The Global Social Business Summit kicked off on Monday, November 7, in Turin. For two days in the Centrale della Nuvola Lavazza, Muhammad Yunus, Nobel Peace Prize winner in 2006 and ‘father’ of microcredit, brought together the global social business community for the annual event he founded in 2009, which this year came to Italy for the first time. In front of an audience of around 500 people from 45 countries around the world – including over 300 social entrepreneurs as well as exponents of global politics and economics, managers and scholars, representing about fifty international organisations – this Summit edition laid the foundations of a culture of peace through business to develop a three-zero economy: zero unemployment, zero poverty and zero CO2 emissions.

The day before the Summit started, Muhammad Yunus visited the Sermig Arsenal of Peace, welcomed by its founder Ernesto Olivero. The day at Sermig ended with the appointment “Cultivating a culture of peace with social business” a meeting with Turin’s young people, the 3 Club Zero and the Young Challengers. We talked about it here.

The opening ceremony on November 7 marked the official begin of the 2022 Summit. After the institutional greetings, it was Muhammad Yunus himself, together with Lamiya Morshed, executive director of the Yunus Centre, and Hans Reitz, CEO of The Grameen Creative Lab, who opened the proceedings, articulated through a series of thematic panels. The opening greetings also included a speech by Guido Bolatto, Secretary General of the Turin Chamber of Commerce, a long-standing promoter of TSI.

The first day’s meetings focused on topics such as energy, food, new financing instruments with social impact, technology, sport, and a focus on the coffee market in view of Agenda 2030, to continue the next day with further discussions on microfinance, social entrepreneurship, green mobility, public health, and circular economy.
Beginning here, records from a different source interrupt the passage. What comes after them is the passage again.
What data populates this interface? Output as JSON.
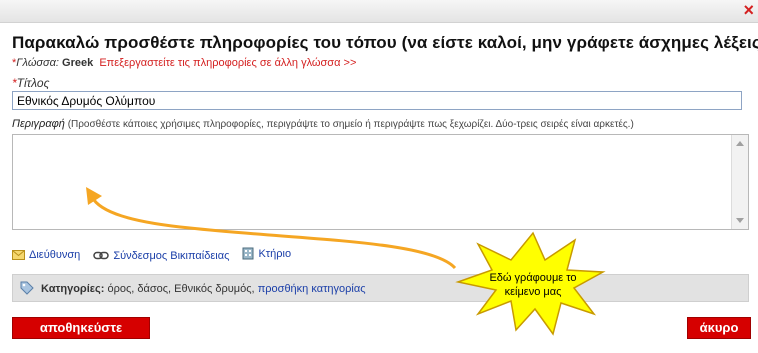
{
  "dialog": {
    "heading": "Παρακαλώ προσθέστε πληροφορίες του τόπου (να είστε καλοί, μην γράφετε άσχημες λέξεις):",
    "close_glyph": "×"
  },
  "language": {
    "required_mark": "*",
    "label": "Γλώσσα:",
    "value": "Greek",
    "edit_link": "Επεξεργαστείτε τις πληροφορίες σε άλλη γλώσσα >>"
  },
  "title_field": {
    "required_mark": "*",
    "label": "Τίτλος",
    "value": "Εθνικός Δρυμός Ολύμπου"
  },
  "description": {
    "label": "Περιγραφή",
    "hint": "(Προσθέστε κάποιες χρήσιμες πληροφορίες, περιγράψτε το σημείο ή περιγράψτε πως ξεχωρίζει. Δύο-τρεις σειρές είναι αρκετές.)",
    "value": ""
  },
  "links": [
    {
      "label": "Διεύθυνση",
      "icon": "envelope-icon"
    },
    {
      "label": "Σύνδεσμος Βικιπαίδειας",
      "icon": "chain-link-icon"
    },
    {
      "label": "Κτήριο",
      "icon": "building-icon"
    }
  ],
  "categories": {
    "label": "Κατηγορίες:",
    "values": "όρος, δάσος, Εθνικός δρυμός,",
    "add_link": "προσθήκη κατηγορίας",
    "icon": "tag-icon"
  },
  "buttons": {
    "save": "αποθηκεύστε",
    "cancel": "άκυρο"
  },
  "annotation": {
    "line1": "Εδώ γράφουμε το",
    "line2": "κείμενο μας",
    "star_color": "#ffff00",
    "arrow_color": "#f5a623"
  },
  "colors": {
    "accent_red": "#d60000",
    "link_blue": "#1a3ea8"
  }
}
To access the full programme, and watch panel recordings, click here.

Many TSI’s partners attended the Summit: among them, Links Foundation and PerMicro brought their testimonies to the stage.
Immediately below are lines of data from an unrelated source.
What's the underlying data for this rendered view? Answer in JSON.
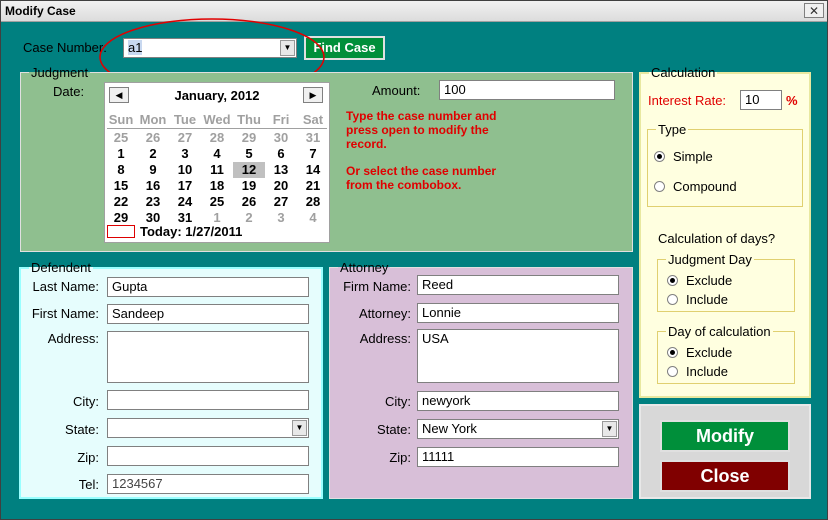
{
  "window": {
    "title": "Modify Case",
    "close_glyph": "✕"
  },
  "case_number": {
    "label": "Case Number:",
    "value": "a1",
    "find_label": "Find Case"
  },
  "judgment": {
    "legend": "Judgment",
    "date_label": "Date:",
    "amount_label": "Amount:",
    "amount_value": "100",
    "calendar": {
      "month_title": "January, 2012",
      "prev_glyph": "◀",
      "next_glyph": "▶",
      "dow": [
        "Sun",
        "Mon",
        "Tue",
        "Wed",
        "Thu",
        "Fri",
        "Sat"
      ],
      "weeks": [
        [
          "25",
          "26",
          "27",
          "28",
          "29",
          "30",
          "31"
        ],
        [
          "1",
          "2",
          "3",
          "4",
          "5",
          "6",
          "7"
        ],
        [
          "8",
          "9",
          "10",
          "11",
          "12",
          "13",
          "14"
        ],
        [
          "15",
          "16",
          "17",
          "18",
          "19",
          "20",
          "21"
        ],
        [
          "22",
          "23",
          "24",
          "25",
          "26",
          "27",
          "28"
        ],
        [
          "29",
          "30",
          "31",
          "1",
          "2",
          "3",
          "4"
        ]
      ],
      "selected_day": "12",
      "today_text": "Today: 1/27/2011"
    },
    "hint_line1": "Type the case number and",
    "hint_line2": "press open to modify the",
    "hint_line3": "record.",
    "hint_line4": "Or select the case number",
    "hint_line5": "from the combobox."
  },
  "defendent": {
    "legend": "Defendent",
    "last_name_label": "Last Name:",
    "last_name": "Gupta",
    "first_name_label": "First Name:",
    "first_name": "Sandeep",
    "address_label": "Address:",
    "address": "",
    "city_label": "City:",
    "city": "",
    "state_label": "State:",
    "state": "",
    "zip_label": "Zip:",
    "zip": "",
    "tel_label": "Tel:",
    "tel": "1234567"
  },
  "attorney": {
    "legend": "Attorney",
    "firm_label": "Firm Name:",
    "firm": "Reed",
    "attorney_label": "Attorney:",
    "attorney": "Lonnie",
    "address_label": "Address:",
    "address": "USA",
    "city_label": "City:",
    "city": "newyork",
    "state_label": "State:",
    "state": "New York",
    "zip_label": "Zip:",
    "zip": "11111"
  },
  "calculation": {
    "legend": "Calculation",
    "interest_label": "Interest Rate:",
    "interest_value": "10",
    "percent": "%",
    "type_legend": "Type",
    "simple": "Simple",
    "compound": "Compound",
    "days_title": "Calculation of days?",
    "judgment_day_legend": "Judgment Day",
    "day_calc_legend": "Day of calculation",
    "exclude": "Exclude",
    "include": "Include"
  },
  "actions": {
    "modify": "Modify",
    "close": "Close"
  },
  "colors": {
    "background": "#008080",
    "judgment_panel": "#8fbf8f",
    "defendent_panel": "#e6fdfd",
    "attorney_panel": "#d8bfd8",
    "calc_panel": "#ffffe0",
    "modify_button": "#008f3a",
    "close_button": "#800000",
    "hint_text": "#e00000"
  }
}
Also on November 7, the establishment of a Social Business Research Centre at the University of Turin was announced at the Yunus Social Business Academia Forum. For more details, read the news.

Those were all valuable opportunities to share ideas and results, create connections and learn good practices from the protagonists of local and global social business ecosystems, but also to spread public awareness on these issues, stimulating debate on the need to tackle inequalities in our society and promote the common good.

The Global Social Business Summit – which so far has been hosted in various countries around the world, from Mexico to Austria, from Malaysia to France, from Germany to Kenya – is promoted by The Grameen Creative Lab and the Yunus Centre, with the organisational support of the Italian tech media company TMP Group spa, which proposed Turin as the location. A choice that rewards an internationally recognised model in the social business sector also thanks to the work carried out in the area by Torino Social Impact, partner of the event together with the Turin Chamber of Commerce, City of Turin, Compagnia di San Paolo Foundation, Sermig, Tourism Turin and Province, University of Turin, Talent Garden and other Italian and international players such as Quid, Neoma Business School x KPMG, H-Farm, Circ, Az.imut. To these are added, in the role of sponsor, the Lavazza Group, which played a leading role in the event as well as hosting it, and the initiative’s historical partners: BNP Paribas, present with a large delegation also involving the Italian structure of its subsidiary BNL, and the organisations of the network created by Professor Yunus Friends of Social Business, Yunus Sports Hub, Yunus Environment Hub, YY Ventures.